We eat seasonally and locally here, which makes me feel both very virtuous and a little bored. That is often the way with virtue, I find.
Right now, it is the season for artichokes. (And pears.) That's pretty much it. This wouldn't be so bad if we weren't shockingly bad at cooking them (the artichokes, not the pears.) I have no idea what the problem is. We cooked American artichokes with great success in America. Italians cook Italian artichokes with great success in Italy. But so far we are enormous failures at cooking Italian artichokes in our lovely rustic farmhouse kitchen. They end up watery and flavorless.
I keep buying them anyway, mind you, both because they look so fabulous and also because eternal optimism is a hallmark of my character.
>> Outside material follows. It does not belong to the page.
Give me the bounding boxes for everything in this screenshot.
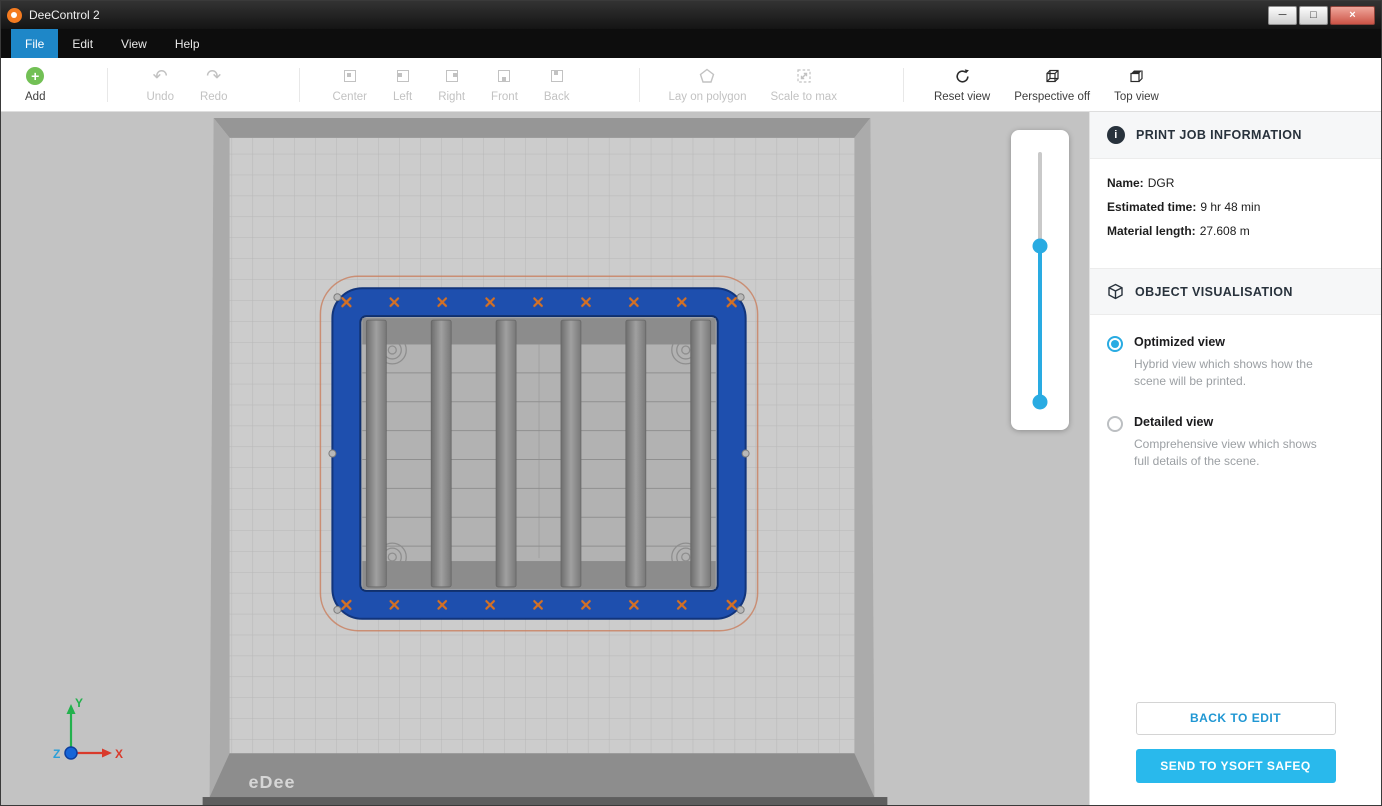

We had the same problem back in October when the fabulous porcini mushrooms were everywhere tasting delicious in every recipe in every restaurant and we were incessantly disappointed with them at home.Now there are no porcini mushrooms in sight. Only artichokes. (And pears.) One of the nice things about eating seasonally and locally is that you can be a complete failure at cooking something new every month.
I guess there is still also lots of game meat around -- venison and game birds and wild boar. Daniele cooks it all down at the pub. He is a snout-to-tail kind of cook and it's a bit of a gamble to go down to the Workingman's Lunch on weekdays and possibly have some of the best slow-roasted venison in red wine sauce that you have ever put into your mouth, but also just as possibly get a big plate of organ meats. I am sure they are delicious to a person whose imagination is neither as vivid nor as visual as mine.
Our olives are ready to eat now and we've been tucking in. They are packed with flavor and ten or twelve of them in a little dish next to my plate at dinner makes a delightful treat for my palate. At the rate of ten or twelve olives a day, we will use up the olives and run out just in time for the olive harvest in the fall of 2037.